Um diretor financeiro para uma casa de turismo reúne os dados econômicos do alojamento, analisa sua rentabilidade e ajuda a transformá-los em decisões.

Publicado: 19 de setembro de 2026Leitura: 8 mindiretor financeiroCFOrentabilidadegestão financeiraaluguel turísticocasa turismogestoresdecisões
Análise Gatavia

Uma casa de turismo pode gerar dezenas de milhares de euros por ano e, no entanto, ser gerida financeiramente com pouco mais do que uma planilha, vários extratos bancários e os dados que mostram o Airbnb ou o Booking.

O problema é que saber quantas reservas você tem não significa saber como seu negócio funciona.

Um diretor financeiro para uma casa de turismo serve precisamente para responder a outro tipo de perguntas:

  • Quanto estou realmente ganhando?
  • Onde estou perdendo dinheiro?
  • O que está piorando?
  • O que eu deveria mudar?
  • O que posso fazer para ganhar mais ou gastar melhor?

A resposta curta

Um diretor financeiro para uma casa de turismo é um sistema que reúne os dados econômicos do alojamento, analisa sua rentabilidade e os transforma em decisões.

Não se limita a mostrar receitas e despesas.

Deve ajudar a entender:

  • quanto a casa realmente ganha;
  • quanto custa mantê-la;
  • quais reservas deixam mais margem;
  • quais despesas estão crescendo;
  • que dinheiro falta a receber;
  • como evolui a rentabilidade;
  • o que deve ser corrigido;
  • e que oportunidades existem para melhorar o resultado.

Um painel mostra dados; um diretor financeiro ajuda a decidir o que fazer com eles.

Por que uma casa de turismo precisa de análise financeira?

Porque uma casa de turismo é também uma pequena unidade econômica.
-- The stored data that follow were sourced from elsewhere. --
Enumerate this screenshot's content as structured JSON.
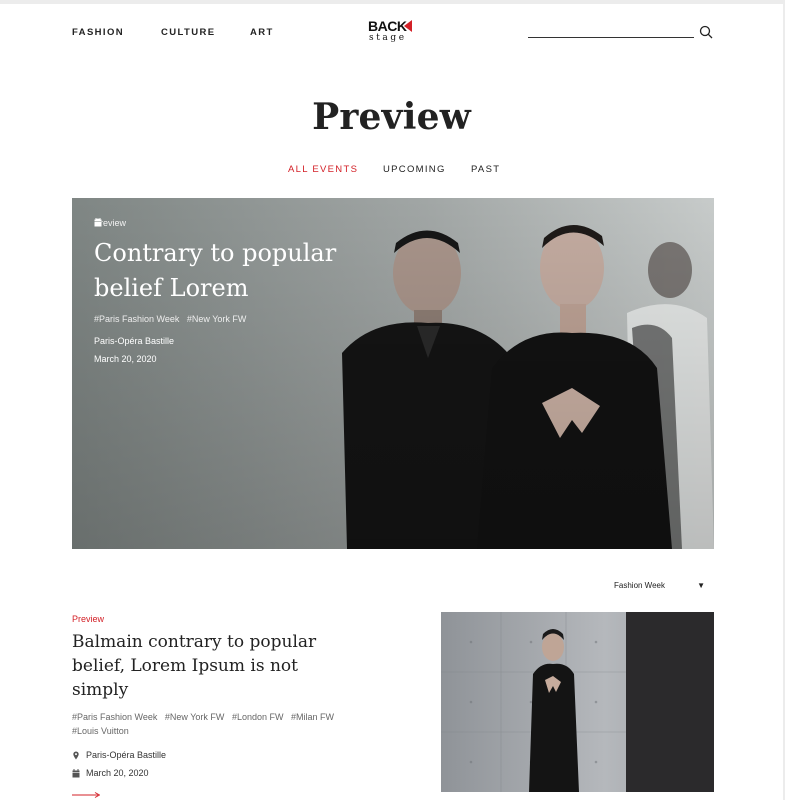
{
  "nav": {
    "links": [
      "FASHION",
      "CULTURE",
      "ART"
    ],
    "logo_top": "BACK",
    "logo_bottom": "stage",
    "accent": "#d32027"
  },
  "page_title": "Preview",
  "filters": [
    "ALL EVENTS",
    "UPCOMING",
    "PAST"
  ],
  "hero": {
    "kicker": "Preview",
    "title": "Contrary to popular belief Lorem",
    "tags": [
      "#Paris Fashion Week",
      "#New York FW"
    ],
    "location": "Paris-Opéra Bastille",
    "date": "March 20, 2020"
  },
  "sort": {
    "selected": "Fashion Week"
  },
  "article": {
    "kicker": "Preview",
    "title": "Balmain contrary to popular belief, Lorem Ipsum is not simply",
    "tags": [
      "#Paris Fashion Week",
      "#New York FW",
      "#London FW",
      "#Milan FW",
      "#Louis Vuitton"
    ],
    "location": "Paris-Opéra Bastille",
    "date": "March 20, 2020"
  }
}
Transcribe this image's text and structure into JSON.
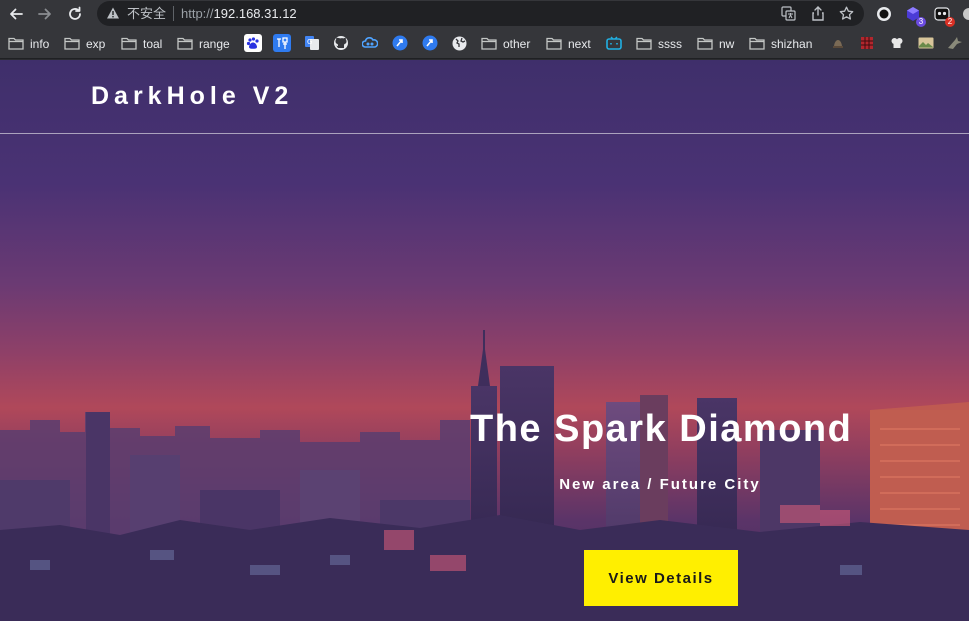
{
  "browser": {
    "security_label": "不安全",
    "url_scheme": "http://",
    "url_host": "192.168.31.12",
    "extensions": [
      {
        "name": "circle-extension-icon"
      },
      {
        "name": "cube-extension-icon",
        "badge": "3",
        "badge_color": "#6b4be0"
      },
      {
        "name": "mask-extension-icon",
        "badge": "2",
        "badge_color": "#d93025"
      }
    ]
  },
  "bookmarks": {
    "folders": [
      "info",
      "exp",
      "toal",
      "range",
      "other",
      "next",
      "ssss",
      "nw",
      "shizhan"
    ],
    "icons": [
      "baidu-icon",
      "translate-xiang-icon",
      "google-translate-icon",
      "github-icon",
      "cloud-icon",
      "blue-arrow-icon",
      "blue-arrow-icon-2",
      "globe-icon",
      "bilibili-icon"
    ]
  },
  "site": {
    "logo": "DarkHole V2",
    "hero_title": "The Spark Diamond",
    "hero_subtitle": "New area / Future City",
    "cta_label": "View Details"
  },
  "colors": {
    "cta": "#ffef00",
    "chrome_bg": "#35363a",
    "omnibox_bg": "#202124"
  }
}
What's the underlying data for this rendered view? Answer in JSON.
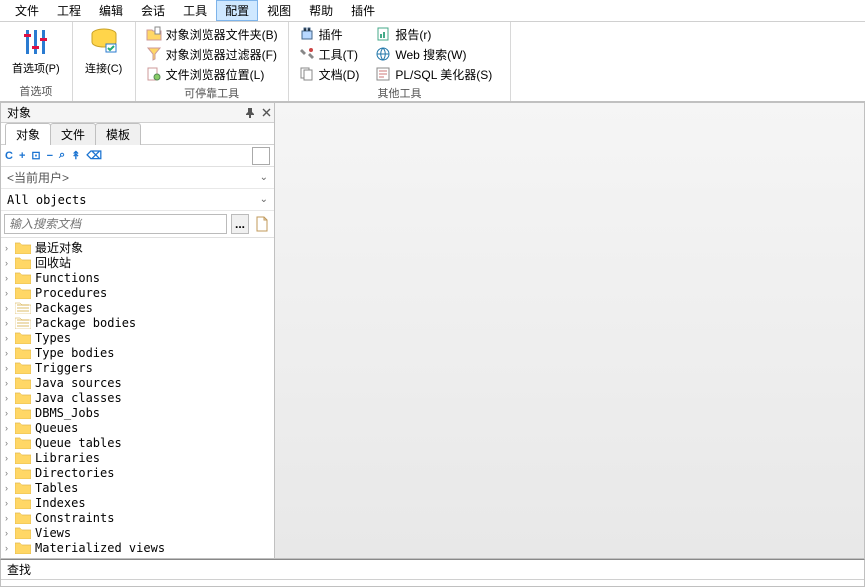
{
  "menu": {
    "items": [
      "文件",
      "工程",
      "编辑",
      "会话",
      "工具",
      "配置",
      "视图",
      "帮助",
      "插件"
    ],
    "active_index": 5
  },
  "ribbon": {
    "groups": [
      {
        "label": "首选项",
        "big": [
          {
            "label": "首选项(P)",
            "icon": "sliders"
          }
        ]
      },
      {
        "label": "",
        "big": [
          {
            "label": "连接(C)",
            "icon": "conn"
          }
        ]
      },
      {
        "label": "可停靠工具",
        "small": [
          {
            "label": "对象浏览器文件夹(B)",
            "icon": "folder-doc"
          },
          {
            "label": "对象浏览器过滤器(F)",
            "icon": "filter-doc"
          },
          {
            "label": "文件浏览器位置(L)",
            "icon": "file-loc"
          }
        ]
      },
      {
        "label": "其他工具",
        "small_cols": [
          [
            {
              "label": "插件",
              "icon": "plugin"
            },
            {
              "label": "工具(T)",
              "icon": "tools"
            },
            {
              "label": "文档(D)",
              "icon": "docs"
            }
          ],
          [
            {
              "label": "报告(r)",
              "icon": "report"
            },
            {
              "label": "Web 搜索(W)",
              "icon": "web"
            },
            {
              "label": "PL/SQL 美化器(S)",
              "icon": "beautify"
            }
          ]
        ]
      }
    ]
  },
  "sidebar": {
    "title": "对象",
    "tabs": [
      "对象",
      "文件",
      "模板"
    ],
    "active_tab": 0,
    "toolbar": [
      "C",
      "+",
      "⊡",
      "−",
      "⌕",
      "↟",
      "⌫"
    ],
    "user_dropdown": "<当前用户>",
    "filter_dropdown": "All objects",
    "search_placeholder": "输入搜索文档",
    "search_btn": "...",
    "tree": [
      "最近对象",
      "回收站",
      "Functions",
      "Procedures",
      "Packages",
      "Package bodies",
      "Types",
      "Type bodies",
      "Triggers",
      "Java sources",
      "Java classes",
      "DBMS_Jobs",
      "Queues",
      "Queue tables",
      "Libraries",
      "Directories",
      "Tables",
      "Indexes",
      "Constraints",
      "Views",
      "Materialized views"
    ]
  },
  "find": {
    "title": "查找"
  }
}
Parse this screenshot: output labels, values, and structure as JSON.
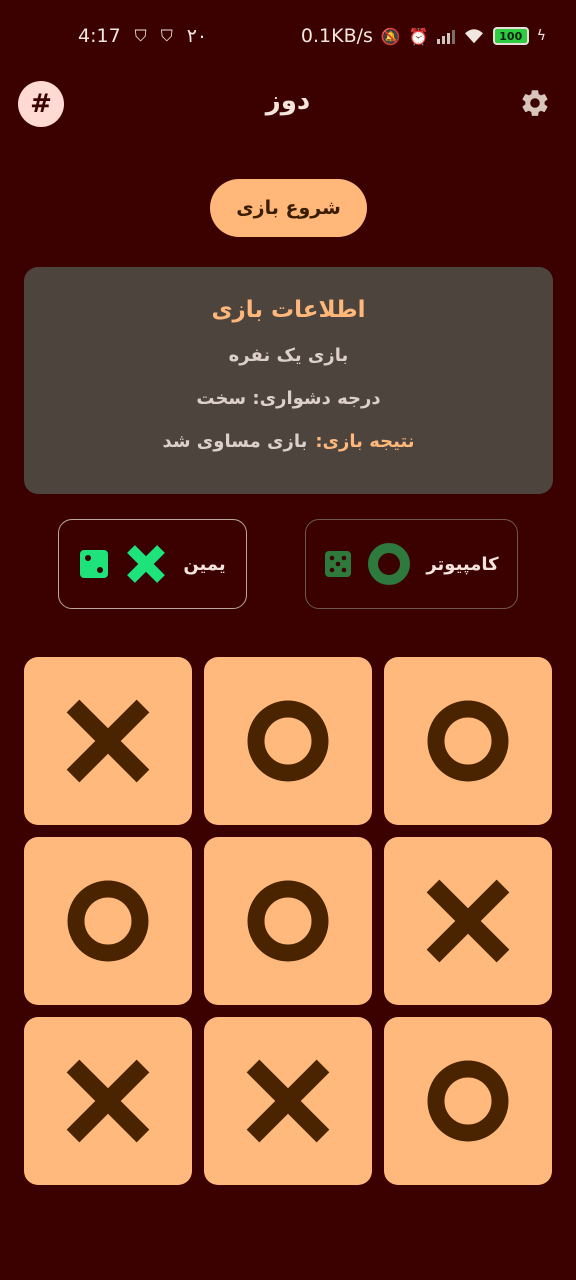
{
  "status_bar": {
    "time": "4:17",
    "extra_digits": "۲۰",
    "net_speed": "0.1KB/s",
    "battery": "100"
  },
  "app_bar": {
    "title": "دوز",
    "left_icon": "hash-icon",
    "right_icon": "gear-icon"
  },
  "start_button": {
    "label": "شروع بازی"
  },
  "info": {
    "title": "اطلاعات بازی",
    "mode": "بازی یک نفره",
    "difficulty": "درجه دشواری: سخت",
    "result_label": "نتیجه بازی:",
    "result_value": "بازی مساوی شد"
  },
  "players": {
    "you": {
      "name": "یمین",
      "mark": "X",
      "mark_color": "#1ee37a",
      "dice_color": "#1ee37a"
    },
    "computer": {
      "name": "کامپیوتر",
      "mark": "O",
      "mark_color": "#2e7a3c",
      "dice_color": "#2e7a3c"
    }
  },
  "board": {
    "cells": [
      "X",
      "O",
      "O",
      "O",
      "O",
      "X",
      "X",
      "X",
      "O"
    ],
    "mark_color": "#4a2400"
  },
  "colors": {
    "background": "#3b0000",
    "accent": "#ffb77a",
    "card": "#4e443e"
  }
}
Tem receitas, custos, clientes, fornecedores, comissões, investimentos, obrigações fiscais e períodos de alta e baixa demanda.

Também tem decisões que afetam diretamente sua rentabilidade: aumentar ou diminuir o preço de uma noite, aceitar uma estadia de dois dias, manter uma promoção, mudar uma política de cancelamento, contratar uma empresa de limpeza, investir em uma melhoria, abrir mais datas ou mudar o canal de comercialização.

Todas essas decisões têm consequências econômicas.

O que normalmente faz um diretor financeiro em uma empresa

Em uma empresa, o diretor financeiro não se limita a registrar faturas.

Analisa o que está acontecendo com o dinheiro. Controla receitas e custos. Compara resultados. Detecta desvios. Prepara previsões. Avalia investimentos. Identifica riscos. E ajuda a decidir o que deve ser feito a seguir.

Aplicar essa mesma lógica a uma casa de turismo significa passar de:

“Faturei 4.000 € este mês”

para:

“Faturei 4.000 €, gerei 2.350 € de resultado, minha margem caiu seis pontos e a principal causa foi o aumento de custos e a redução da estadia média.”

A segunda informação permite tomar decisões.

Não é a mesma coisa que um PMS

Um PMS é fundamental para gerenciar a operação dos alojamentos.

Pode ajudar a controlar reservas, disponibilidade, calendários, hóspedes, comunicações, tarefas e canais.

Mas sua função principal é gerenciar a operação.

Um diretor financeiro responde principalmente a outra pergunta:

Como o negócio está funcionando economicamente?

Ambas as ferramentas podem se complementar.

Também não é simplesmente contabilidade

A contabilidade registra e classifica operações segundo determinadas regras.

É imprescindível.

Mas o proprietário normalmente quer saber algo mais imediato:

  • Estou ganhando dinheiro?
  • Quanto?
  • Estou ganhando mais ou menos do que antes?
  • Por quê?
  • O que posso melhorar?

Uma análise financeira utiliza informações contábeis, operacionais e comerciais para responder a essas perguntas.

As cinco áreas que deveria controlar

1. Receitas

Não somente quanto foi reservado.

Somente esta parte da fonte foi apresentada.